Column: Risk Management

A Recipe for Rebellion Risk

By: | August 1, 2013

Joanna Makomaski is a specialist in innovative enterprise risk management methods and implementation techniques. She can be reached at [email protected].

When control is thought to have been taken away from the populace and decisions made autocratically, the risk of rebellion increases. Sudden changes in the political sphere can disrupt our families and our dreams. Are we prepared for this? Should risk managers worry about the impact of a severe political unrest, be it business interruption from public protest, property damage, or worse?

Even the best risk mitigation strategies would be challenged when a passionate response to governmental action is a looming possibility.

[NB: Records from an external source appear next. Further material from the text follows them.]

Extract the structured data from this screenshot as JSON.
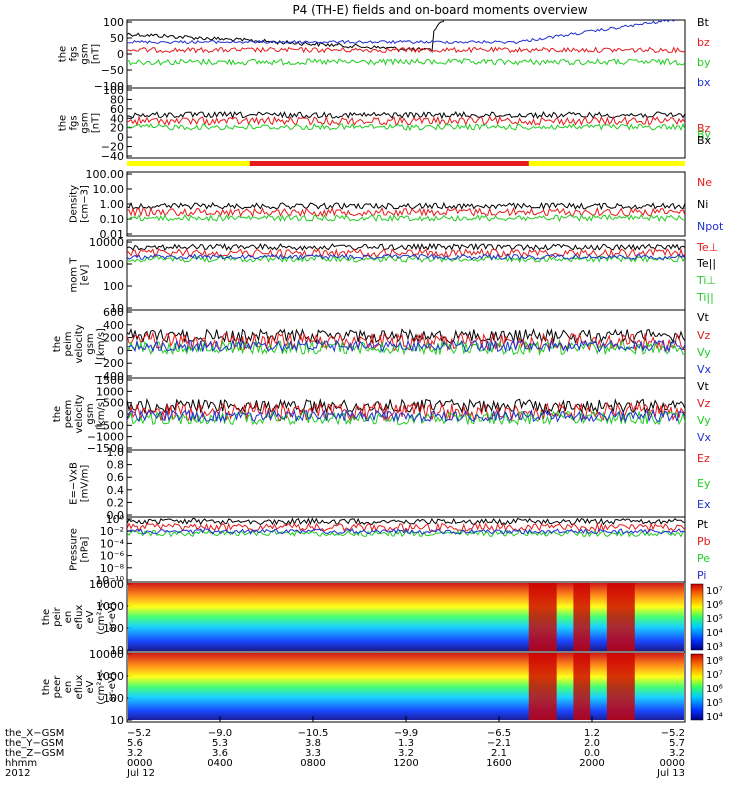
{
  "title": "P4 (TH-E) fields and on-board moments overview",
  "chart_data": [
    {
      "type": "line",
      "ylabel": [
        "the",
        "fgs",
        "gsm",
        "[nT]"
      ],
      "ytick_labels": [
        "100",
        "50",
        "0",
        "−50",
        "−100"
      ],
      "ylim": [
        -100,
        100
      ],
      "legend": [
        {
          "name": "Bt",
          "color": "#000000"
        },
        {
          "name": "bz",
          "color": "#e41a1c"
        },
        {
          "name": "by",
          "color": "#22cc22"
        },
        {
          "name": "bx",
          "color": "#1f2fd0"
        }
      ]
    },
    {
      "type": "line",
      "ylabel": [
        "the",
        "fgs",
        "gsm",
        "[nT]"
      ],
      "ytick_labels": [
        "100",
        "80",
        "60",
        "40",
        "20",
        "0",
        "−20",
        "−40"
      ],
      "ylim": [
        -50,
        100
      ],
      "legend": [
        {
          "name": "Bz",
          "color": "#e41a1c"
        },
        {
          "name": "By",
          "color": "#22cc22"
        },
        {
          "name": "Bx",
          "color": "#000000"
        }
      ]
    },
    {
      "type": "line",
      "ylabel": [
        "Density",
        "[cm−3]"
      ],
      "ytick_labels": [
        "100.00",
        "10.00",
        "1.00",
        "0.10",
        "0.01"
      ],
      "yscale": "log",
      "legend": [
        {
          "name": "Ne",
          "color": "#e41a1c"
        },
        {
          "name": "Ni",
          "color": "#000000"
        },
        {
          "name": "Npot",
          "color": "#1f2fd0"
        }
      ]
    },
    {
      "type": "line",
      "ylabel": [
        "mom T",
        "[eV]"
      ],
      "ytick_labels": [
        "10000",
        "1000",
        "100",
        "10"
      ],
      "yscale": "log",
      "legend": [
        {
          "name": "Te⊥",
          "color": "#e41a1c"
        },
        {
          "name": "Te||",
          "color": "#000000"
        },
        {
          "name": "Ti⊥",
          "color": "#22cc22"
        },
        {
          "name": "Ti||",
          "color": "#22cc22"
        }
      ]
    },
    {
      "type": "line",
      "ylabel": [
        "the",
        "peim",
        "velocity",
        "gsm",
        "[km/s]"
      ],
      "ytick_labels": [
        "600",
        "400",
        "200",
        "0",
        "−200",
        "−400"
      ],
      "ylim": [
        -400,
        600
      ],
      "legend": [
        {
          "name": "Vt",
          "color": "#000000"
        },
        {
          "name": "Vz",
          "color": "#e41a1c"
        },
        {
          "name": "Vy",
          "color": "#22cc22"
        },
        {
          "name": "Vx",
          "color": "#1f2fd0"
        }
      ]
    },
    {
      "type": "line",
      "ylabel": [
        "the",
        "peem",
        "velocity",
        "gsm",
        "[km/s]"
      ],
      "ytick_labels": [
        "1500",
        "1000",
        "500",
        "0",
        "−500",
        "−1000",
        "−1500"
      ],
      "ylim": [
        -1500,
        1500
      ],
      "legend": [
        {
          "name": "Vt",
          "color": "#000000"
        },
        {
          "name": "Vz",
          "color": "#e41a1c"
        },
        {
          "name": "Vy",
          "color": "#22cc22"
        },
        {
          "name": "Vx",
          "color": "#1f2fd0"
        }
      ]
    },
    {
      "type": "line",
      "ylabel": [
        "E=−VxB",
        "[mV/m]"
      ],
      "ytick_labels": [
        "1.0",
        "0.8",
        "0.6",
        "0.4",
        "0.2",
        "0.0"
      ],
      "ylim": [
        0,
        1
      ],
      "legend": [
        {
          "name": "Ez",
          "color": "#e41a1c"
        },
        {
          "name": "Ey",
          "color": "#22cc22"
        },
        {
          "name": "Ex",
          "color": "#1f2fd0"
        }
      ]
    },
    {
      "type": "line",
      "ylabel": [
        "Pressure",
        "[nPa]"
      ],
      "ytick_labels": [
        "10⁰",
        "10⁻²",
        "10⁻⁴",
        "10⁻⁶",
        "10⁻⁸",
        "10⁻¹⁰"
      ],
      "yscale": "log",
      "legend": [
        {
          "name": "Pt",
          "color": "#000000"
        },
        {
          "name": "Pb",
          "color": "#e41a1c"
        },
        {
          "name": "Pe",
          "color": "#22cc22"
        },
        {
          "name": "Pi",
          "color": "#1f2fd0"
        }
      ]
    },
    {
      "type": "heatmap",
      "ylabel": [
        "the",
        "peir",
        "en",
        "eflux",
        "eV",
        "(cm²-s-",
        "sr-eV)"
      ],
      "ytick_labels": [
        "10000",
        "1000",
        "100",
        "10"
      ],
      "yscale": "log",
      "colorbar_ticks": [
        "10⁷",
        "10⁶",
        "10⁵",
        "10⁴",
        "10³"
      ]
    },
    {
      "type": "heatmap",
      "ylabel": [
        "the",
        "peer",
        "en",
        "eflux",
        "eV",
        "(cm²-s-",
        "sr-eV)"
      ],
      "ytick_labels": [
        "10000",
        "1000",
        "100",
        "10"
      ],
      "yscale": "log",
      "colorbar_ticks": [
        "10⁸",
        "10⁷",
        "10⁶",
        "10⁵",
        "10⁴"
      ]
    }
  ],
  "xaxis": {
    "rows": [
      {
        "label": "the_X−GSM",
        "values": [
          "−5.2",
          "−9.0",
          "−10.5",
          "−9.9",
          "−6.5",
          "1.2",
          "−5.2"
        ]
      },
      {
        "label": "the_Y−GSM",
        "values": [
          "5.6",
          "5.3",
          "3.8",
          "1.3",
          "−2.1",
          "2.0",
          "5.7"
        ]
      },
      {
        "label": "the_Z−GSM",
        "values": [
          "3.2",
          "3.6",
          "3.3",
          "3.2",
          "2.1",
          "0.0",
          "3.2"
        ]
      },
      {
        "label": "hhmm",
        "values": [
          "0000",
          "0400",
          "0800",
          "1200",
          "1600",
          "2000",
          "0000"
        ]
      },
      {
        "label": "2012",
        "values": [
          "Jul 12",
          "",
          "",
          "",
          "",
          "",
          "Jul 13"
        ]
      }
    ]
  },
  "colors": {
    "black": "#000000",
    "red": "#e41a1c",
    "green": "#22cc22",
    "blue": "#1f2fd0",
    "yellow": "#ffff00"
  }
}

Let’s consider Detroit, for example. Under tremendous financial strain, the city decided to stop making debt repayments this summer. It is offering to compensate lenders at 10 cents on the dollar. Imagine experiencing a 90-percent financial haircut.

The city also advised government pensioners to prepare for income and benefit reductions. The city can’t meet the obligations that previous administrations made. Those elected officials made unwise deals with public sector unions and then kicked the can as far down the road as possible.

Detroit is the new southern European nation and many other United States cities could be following in its footsteps.

The current Detroit city leadership making these decisions was appointed by the state governor, with a mandate to do anything that is necessary to get things back into financial order.

No matter that they were given an impossible situation to manage, these appointees were not elected.  The electorate did not choose this strategy. It was not a community decision to reduce pension payments or to default on debt, even though the buck had to stop somewhere with someone.

The average taxpayer or pensioner won’t be able to recall the myriad poor decisions, including the deals with public sector unions, that led to this harsh day. All they will know is that their pension check is getting cut, or their museum is being sold off.

With so many local and state governments in debt, it appears that substantial changes like those being faced in Detroit are going to be more widespread.

The public pain is going to be severe and there is going to be some degree of social unrest as a result.

Ten years ago, most U.S. risk managers would find it difficult to imagine needing a mitigation plan that considers domestic social unrest.

It all sounds unreal; I agree. But yet the reality of it can’t be ignored.

I look at the images of Turkey and Brazil, and realize we might be only a small spark away from such major unrest at home.

Will the people of Detroit continue to trust the establishment? Or will the economic situation in Detroit reignite simmering social unrest like that last seen during the Occupy Wall Street civil rebellion of two summers ago?

That was a relatively peaceful protest, but it spread throughout North America and around the world. The Occupy Wall Street protests and others like them highlighted some of the slow-boiling unhappiness that many are living with. Imagine how quickly that unrest could be reignited.

How should the private sector mitigate the risk of chaos and rebellion that is stemming from public sector mismanagement?